Some cities have threatened to fine, and in at least one case, arrest people for spreading disinformation about the virus. Can’t people say what they want?
This is one of the worrying things that we are seeing all over the world: this phenomenon that leaders with authoritarian impulses look at a crisis, like this one, as a window of opportunity where they can expand their power in ways that would be totally unacceptable under regular circumstances. Punishing individuals for lying or misinforming about the virus, except under very limited circumstances, would violate the First Amendment. If it’s a doctor who is practicing quackery by promulgating treatments that are unproven or that don’t work, that could be medical malpractice. If it’s a commercial firm that’s advertising a spurious cure, that may violate FDA laws or advertising laws. So we have exceptions to the First Amendment that can address misinformation at a certain level.

It’s very valid that we’re having an avid debate right now over the roles and responsibilities of social media platforms, which are the purveyors of so much of this information. Those platforms have taken the position that they don‘t want to be conduits for misinformation. I do think there can be a risk, and we’ve seen this now, of going too far. We’ve seen instances where people share legitimate information, a story from a mainstream news outlet like The Atlantic, and then they all of a sudden see their Facebook post has been taken down. Facebook said that was due to a glitch that’s been corrected; they’re over-relying right now on artificial intelligence during the pandemic to moderate content, and that system is problematic and unprotected. So I do think we need more channels of appeal. If you believe your post is legitimate information that you should be able to share, if you have a solid argument about why it doesn’t violate terms of service, there should be easy ways to question the deletion of that post and to make sure that it can be restored.


“What we’re seeing amidst this pandemic is an incredible premium on accurate, factual, unadulterated, unskewed information that people need as a matter of life and death.”

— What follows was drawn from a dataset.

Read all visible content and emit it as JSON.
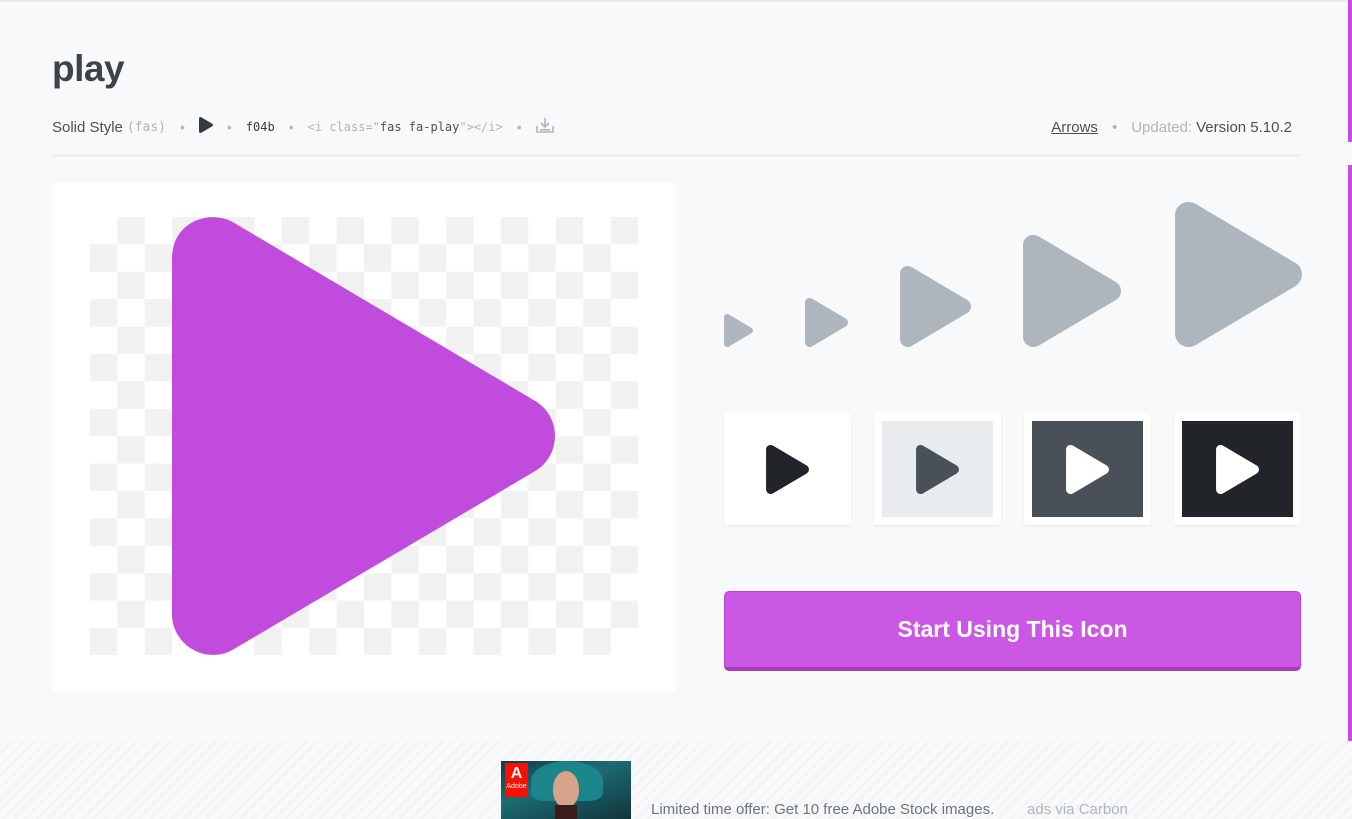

What we’re seeing amidst this pandemic is an incredible premium on accurate, factual, unadulterated, unskewed information that people need as a matter of life and death. We’ve seen instances in which lives have been lost when people go off of faulty, spurious information. You know, in one case purveyed by the president when he started talking about hydroxychloroquine. We’ve heard the FDA had approved it and people didn’t understand where to access it, accessed it in the wrong way, and then, in one case, that ended in death. So the stakes are very high in terms of controlling misinformation, but the answer is not to throw the First Amendment out of the window, but rather to rely on the mechanisms that we have to contain it.